Çevrimdışı Aşık-ı sadık

  • ****
  • Join Date: Kas 2008
  • Yer: İzmir
  • 840
  • +230/-0
  • Cinsiyet: Bayan
  • Âşîk-ı sâdık

Güdülenim ve Kişilik" (1954; Motivation and Personality), "Bir Varolma Psikolojisine Doğru" (1962 ; Toward a Psychology of Being) isimli yapıtların yazarı, sosyal psikolojinin geliştiricilerinden Abraham MASLOW, eserlerinde bireylerin motivasyonunda ihtiyaçlar hiyerarşisinin önemini vurgulamıştır.
Maslow'un ihtiyaçlar hiyerarşisi;
1. Fizyolojik gereksinimler,
2. Güvenlik gereksinimi,
3. Sosyal gereksinmeler,
4. Saygınlık gereksinimi,
5. Kendini gerçekleştirme gereksinimi
olarak sıralanabilir.
Maslow'a göre insanların her gereksinimi karşılandıkça, hiyarşinin bir üst basamağına geçilir.
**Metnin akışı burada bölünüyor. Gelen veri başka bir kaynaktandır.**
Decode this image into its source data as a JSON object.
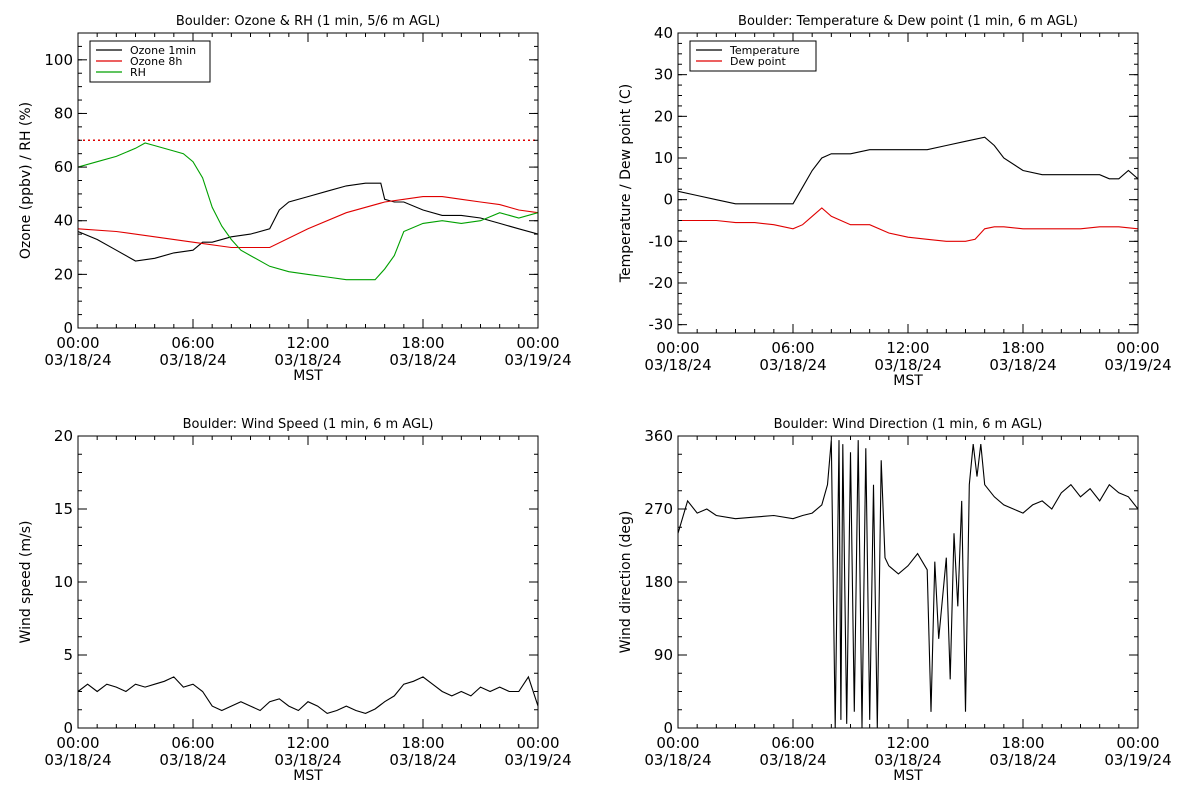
{
  "chart_data": [
    {
      "type": "line",
      "title": "Boulder: Ozone & RH (1 min, 5/6 m AGL)",
      "xlabel": "MST",
      "ylabel": "Ozone (ppbv) / RH (%)",
      "x_ticks": [
        "00:00",
        "06:00",
        "12:00",
        "18:00",
        "00:00"
      ],
      "x_tick_dates": [
        "03/18/24",
        "03/18/24",
        "03/18/24",
        "03/18/24",
        "03/19/24"
      ],
      "xlim_hours": [
        0,
        24
      ],
      "ylim": [
        0,
        110
      ],
      "y_ticks": [
        0,
        20,
        40,
        60,
        80,
        100
      ],
      "legend_position": "top-left",
      "reference_lines": [
        {
          "y": 70,
          "color": "#e00000",
          "style": "dotted"
        }
      ],
      "series": [
        {
          "name": "Ozone 1min",
          "color": "#000000",
          "x": [
            0,
            1,
            2,
            3,
            4,
            5,
            6,
            6.5,
            7,
            8,
            9,
            10,
            10.5,
            11,
            12,
            13,
            14,
            15,
            15.8,
            16,
            16.5,
            17,
            18,
            19,
            20,
            21,
            22,
            23,
            24
          ],
          "y": [
            36,
            33,
            29,
            25,
            26,
            28,
            29,
            32,
            32,
            34,
            35,
            37,
            44,
            47,
            49,
            51,
            53,
            54,
            54,
            48,
            47,
            47,
            44,
            42,
            42,
            41,
            39,
            37,
            35
          ]
        },
        {
          "name": "Ozone 8h",
          "color": "#e00000",
          "x": [
            0,
            2,
            4,
            6,
            8,
            9,
            10,
            12,
            14,
            16,
            17,
            18,
            19,
            20,
            21,
            22,
            23,
            24
          ],
          "y": [
            37,
            36,
            34,
            32,
            30,
            30,
            30,
            37,
            43,
            47,
            48,
            49,
            49,
            48,
            47,
            46,
            44,
            43
          ]
        },
        {
          "name": "RH",
          "color": "#00a000",
          "x": [
            0,
            1,
            2,
            3,
            3.5,
            4,
            5,
            5.5,
            6,
            6.5,
            7,
            7.5,
            8,
            8.5,
            9,
            10,
            11,
            12,
            13,
            14,
            15,
            15.5,
            16,
            16.5,
            17,
            18,
            19,
            20,
            21,
            22,
            23,
            24
          ],
          "y": [
            60,
            62,
            64,
            67,
            69,
            68,
            66,
            65,
            62,
            56,
            45,
            38,
            33,
            29,
            27,
            23,
            21,
            20,
            19,
            18,
            18,
            18,
            22,
            27,
            36,
            39,
            40,
            39,
            40,
            43,
            41,
            43
          ]
        }
      ]
    },
    {
      "type": "line",
      "title": "Boulder: Temperature & Dew point (1 min, 6 m AGL)",
      "xlabel": "MST",
      "ylabel": "Temperature / Dew point (C)",
      "x_ticks": [
        "00:00",
        "06:00",
        "12:00",
        "18:00",
        "00:00"
      ],
      "x_tick_dates": [
        "03/18/24",
        "03/18/24",
        "03/18/24",
        "03/18/24",
        "03/19/24"
      ],
      "xlim_hours": [
        0,
        24
      ],
      "ylim": [
        -32,
        40
      ],
      "y_ticks": [
        -30,
        -20,
        -10,
        0,
        10,
        20,
        30,
        40
      ],
      "legend_position": "top-left",
      "series": [
        {
          "name": "Temperature",
          "color": "#000000",
          "x": [
            0,
            1,
            2,
            3,
            4,
            5,
            6,
            6.5,
            7,
            7.5,
            8,
            9,
            10,
            11,
            12,
            13,
            14,
            15,
            16,
            16.5,
            17,
            18,
            19,
            20,
            21,
            22,
            22.5,
            23,
            23.5,
            24
          ],
          "y": [
            2,
            1,
            0,
            -1,
            -1,
            -1,
            -1,
            3,
            7,
            10,
            11,
            11,
            12,
            12,
            12,
            12,
            13,
            14,
            15,
            13,
            10,
            7,
            6,
            6,
            6,
            6,
            5,
            5,
            7,
            5
          ]
        },
        {
          "name": "Dew point",
          "color": "#e00000",
          "x": [
            0,
            1,
            2,
            3,
            4,
            5,
            6,
            6.5,
            7,
            7.5,
            8,
            9,
            10,
            11,
            12,
            13,
            14,
            15,
            15.5,
            16,
            16.5,
            17,
            18,
            19,
            20,
            21,
            22,
            23,
            24
          ],
          "y": [
            -5,
            -5,
            -5,
            -5.5,
            -5.5,
            -6,
            -7,
            -6,
            -4,
            -2,
            -4,
            -6,
            -6,
            -8,
            -9,
            -9.5,
            -10,
            -10,
            -9.5,
            -7,
            -6.5,
            -6.5,
            -7,
            -7,
            -7,
            -7,
            -6.5,
            -6.5,
            -7
          ]
        }
      ]
    },
    {
      "type": "line",
      "title": "Boulder: Wind Speed (1 min, 6 m AGL)",
      "xlabel": "MST",
      "ylabel": "Wind speed (m/s)",
      "x_ticks": [
        "00:00",
        "06:00",
        "12:00",
        "18:00",
        "00:00"
      ],
      "x_tick_dates": [
        "03/18/24",
        "03/18/24",
        "03/18/24",
        "03/18/24",
        "03/19/24"
      ],
      "xlim_hours": [
        0,
        24
      ],
      "ylim": [
        0,
        20
      ],
      "y_ticks": [
        0,
        5,
        10,
        15,
        20
      ],
      "series": [
        {
          "name": "",
          "color": "#000000",
          "x": [
            0,
            0.5,
            1,
            1.5,
            2,
            2.5,
            3,
            3.5,
            4,
            4.5,
            5,
            5.5,
            6,
            6.5,
            7,
            7.5,
            8,
            8.5,
            9,
            9.5,
            10,
            10.5,
            11,
            11.5,
            12,
            12.5,
            13,
            13.5,
            14,
            14.5,
            15,
            15.5,
            16,
            16.5,
            17,
            17.5,
            18,
            18.5,
            19,
            19.5,
            20,
            20.5,
            21,
            21.5,
            22,
            22.5,
            23,
            23.5,
            24
          ],
          "y": [
            2.5,
            3,
            2.5,
            3,
            2.8,
            2.5,
            3,
            2.8,
            3,
            3.2,
            3.5,
            2.8,
            3,
            2.5,
            1.5,
            1.2,
            1.5,
            1.8,
            1.5,
            1.2,
            1.8,
            2,
            1.5,
            1.2,
            1.8,
            1.5,
            1,
            1.2,
            1.5,
            1.2,
            1,
            1.3,
            1.8,
            2.2,
            3,
            3.2,
            3.5,
            3,
            2.5,
            2.2,
            2.5,
            2.2,
            2.8,
            2.5,
            2.8,
            2.5,
            2.5,
            3.5,
            1.5
          ]
        }
      ]
    },
    {
      "type": "line",
      "title": "Boulder: Wind Direction (1 min, 6 m AGL)",
      "xlabel": "MST",
      "ylabel": "Wind direction (deg)",
      "x_ticks": [
        "00:00",
        "06:00",
        "12:00",
        "18:00",
        "00:00"
      ],
      "x_tick_dates": [
        "03/18/24",
        "03/18/24",
        "03/18/24",
        "03/18/24",
        "03/19/24"
      ],
      "xlim_hours": [
        0,
        24
      ],
      "ylim": [
        0,
        360
      ],
      "y_ticks": [
        0,
        90,
        180,
        270,
        360
      ],
      "series": [
        {
          "name": "",
          "color": "#000000",
          "x": [
            0,
            0.5,
            1,
            1.5,
            2,
            3,
            4,
            5,
            6,
            6.5,
            7,
            7.5,
            7.8,
            8,
            8.2,
            8.4,
            8.5,
            8.6,
            8.8,
            9,
            9.2,
            9.4,
            9.6,
            9.8,
            10,
            10.2,
            10.4,
            10.6,
            10.8,
            11,
            11.5,
            12,
            12.5,
            13,
            13.2,
            13.4,
            13.6,
            14,
            14.2,
            14.4,
            14.6,
            14.8,
            15,
            15.2,
            15.4,
            15.6,
            15.8,
            16,
            16.5,
            17,
            17.5,
            18,
            18.5,
            19,
            19.5,
            20,
            20.5,
            21,
            21.5,
            22,
            22.5,
            23,
            23.5,
            24
          ],
          "y": [
            240,
            280,
            265,
            270,
            262,
            258,
            260,
            262,
            258,
            262,
            265,
            275,
            300,
            355,
            0,
            355,
            10,
            350,
            5,
            340,
            20,
            355,
            0,
            345,
            10,
            300,
            0,
            330,
            210,
            200,
            190,
            200,
            215,
            195,
            20,
            205,
            110,
            210,
            60,
            240,
            150,
            280,
            20,
            300,
            350,
            310,
            350,
            300,
            285,
            275,
            270,
            265,
            275,
            280,
            270,
            290,
            300,
            285,
            295,
            280,
            300,
            290,
            285,
            270
          ]
        }
      ]
    }
  ]
}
Buna göre insan, fizyolojik ve güvenlikte olma gereksinimlerinden sonra, sosyal gereksinimleri olan "ait olma", "sevme", "sevilme", "sosyal etkileşimler" gibi gereksinimlerini gidermektedir. Daha sonra saygınlık gereksinimi; öz saygı, başarı ve bağımsızlık, başkaları tarafından tanınma ve saygı duyulma karşılanmaktadır. Hepsinden sonra ise bireyin sahip olduğu tüm potansiyeli etkili bir biçimde kullanabilme gereksinimi olan "kendini gerçekleştirme" aşaması gelmektedir.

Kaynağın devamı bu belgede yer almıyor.